Andacht vom 16. Oktober 2011

16. Oktober 2011 - 17. Sonntag nach Trinitatis

Woche des Sehens

„Gott hat mich aus den Augen verloren!“ So klagte mir ein älterer Mann sein Leid. Seine zunehmende Sehbehinderung hat ihm zu schaffen gemacht, und er fühlte sich von Gott im Stich gelassen. Fast hätte er seinen Glauben an Gott verloren.

Es ist nicht leicht, aufs Autofahren verzichten zu müssen, nur mit Mühe die richtige Ware im Supermarkt zu finden und eine zum Gruß ausgestreckte Hand nicht erkennen zu können. Manche Betroffene sehen nur noch die Einschränkungen in ihrem Leben und hadern mit ihrem Schicksal, ziehen sich zurück. Die „Woche des Sehens“, die an diesem Wochenende mit dem „Internationalen Tag des Weißen Stockes“ zu Ende geht, wollte sehbehinderten Menschen Mut machen: Sehen, was geht – auch mit Sehbehinderung! Mit gezieltem Training für Mobilität und lebenspraktische Fähigkeiten und mit Hilfsmitteln wie Vergrößerungsgeräte und sprechende Uhren.

Wer mehr darüber wissen will, kann sich bei einer Hilfsmittelausstellung am Samstag, 29. Oktober, von 11 bis 16 Uhr in der Beratungsstelle des Blinden- und Sehbehindertenvereins für den Kreis Gütersloh (Sieweckestraße 2, Gütersloh) informieren.

Es ist allerdings oft ein mühsamer Weg, seine Beeinträchtigung akzeptieren zu können und  offen zu sein für Hilfen und Hilfsmittel.

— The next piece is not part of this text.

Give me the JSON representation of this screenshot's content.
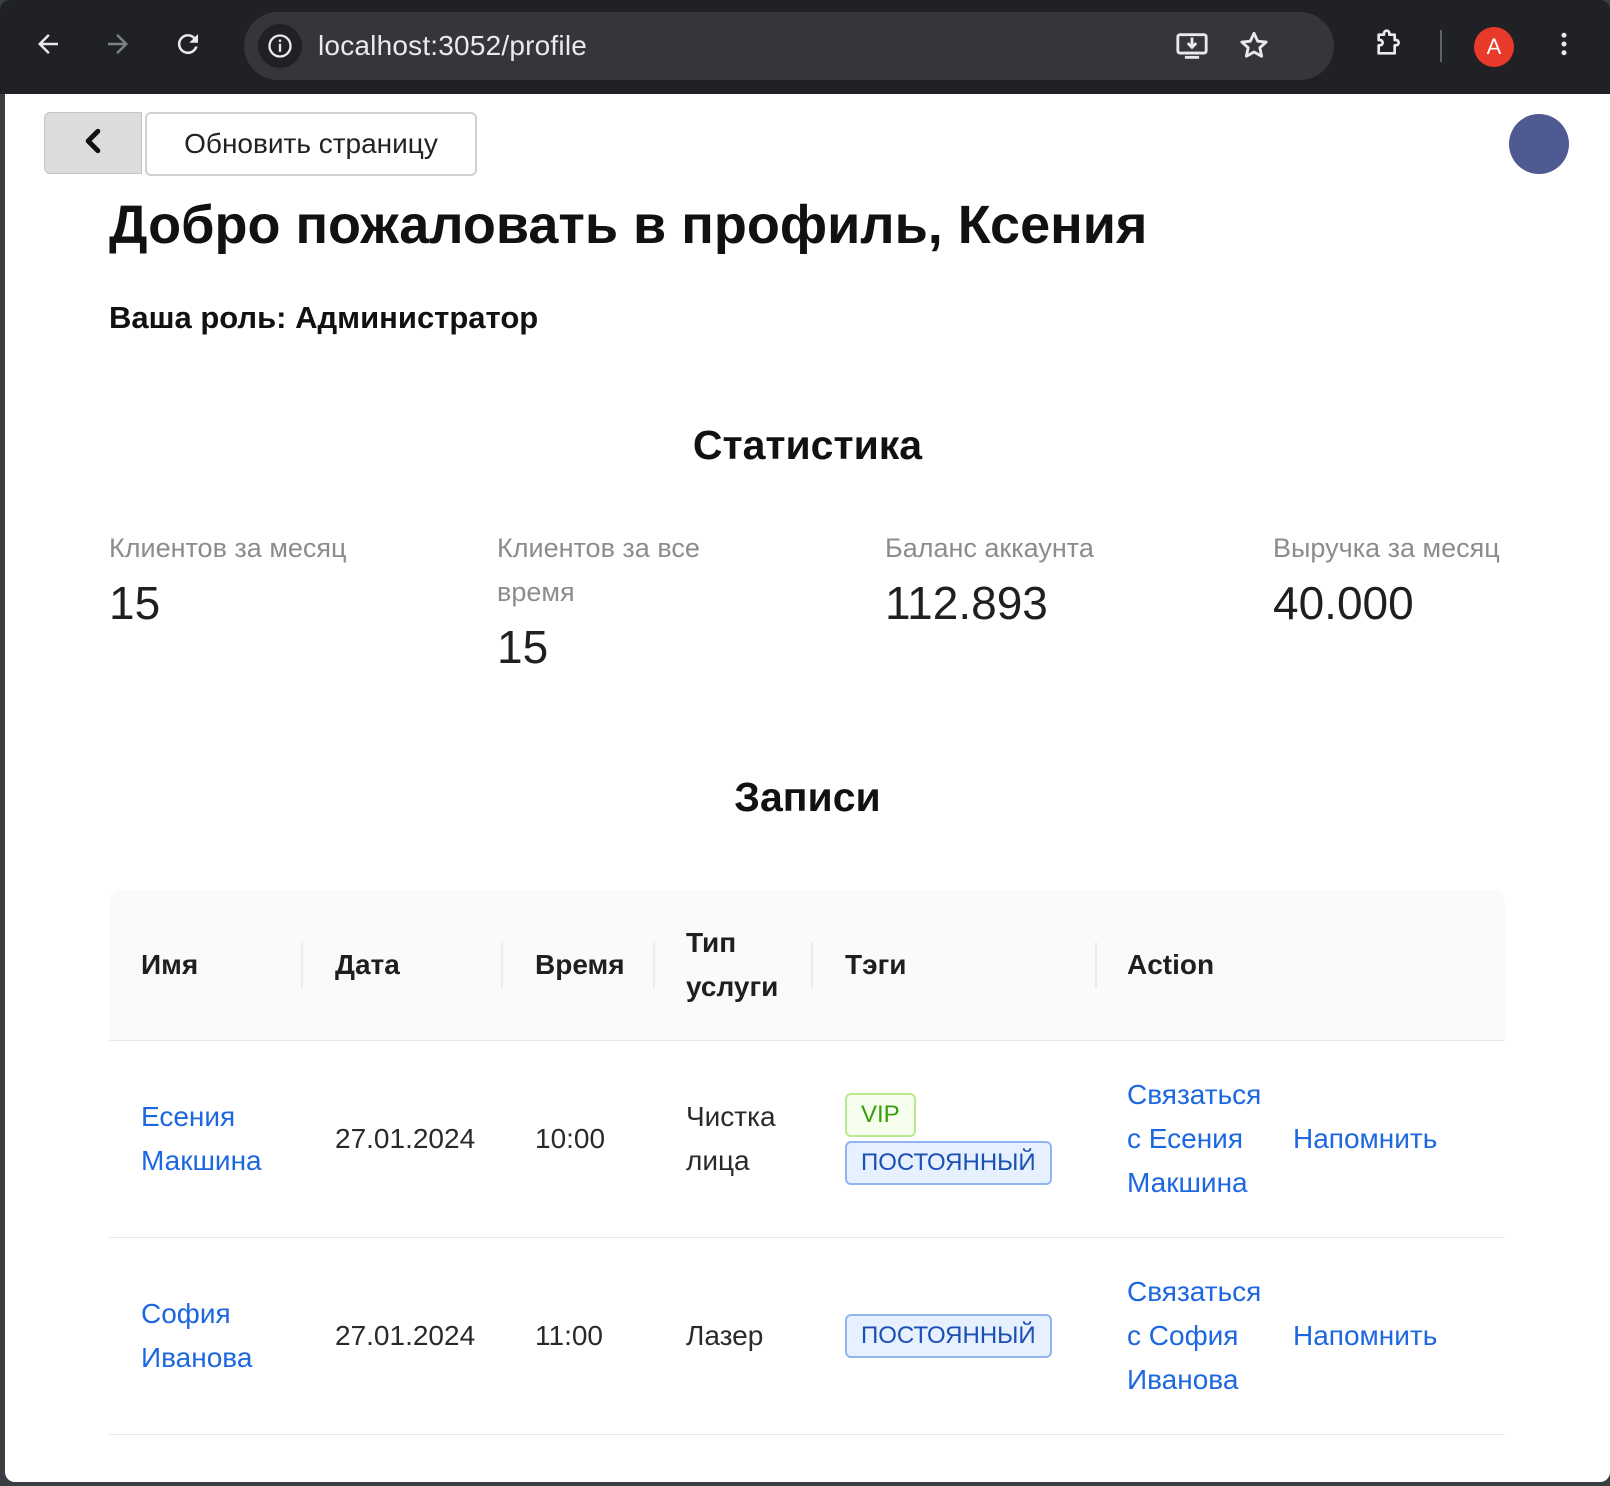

Wer sich zurückgezogen und verschlossen hat, braucht Zuspruch und Ermutigung, auch aus dem christlichen Glauben, denn Gott übersieht niemand. In einer neuen Broschüre des Dachverbands der evangelischen Blinden- und Sehbehindertenseelsorge in Deutschland stehen die schönen Sätze: „Gott sieht die Menschen, ihre unterschiedlichen Gaben und Fähigkeiten, ihre unterschiedlichen Lasten und Einschränkungen. Er achtet jeden Menschen als wertvolles Geschöpf. Wir werden von ihm angesehen in unserer Einzigartigkeit.“

Bei Gott hat jeder Mensch ein hohes Ansehen. Gott wendet nie seinen Blick vom Menschen ab. Ihm können wir blind vertrauen.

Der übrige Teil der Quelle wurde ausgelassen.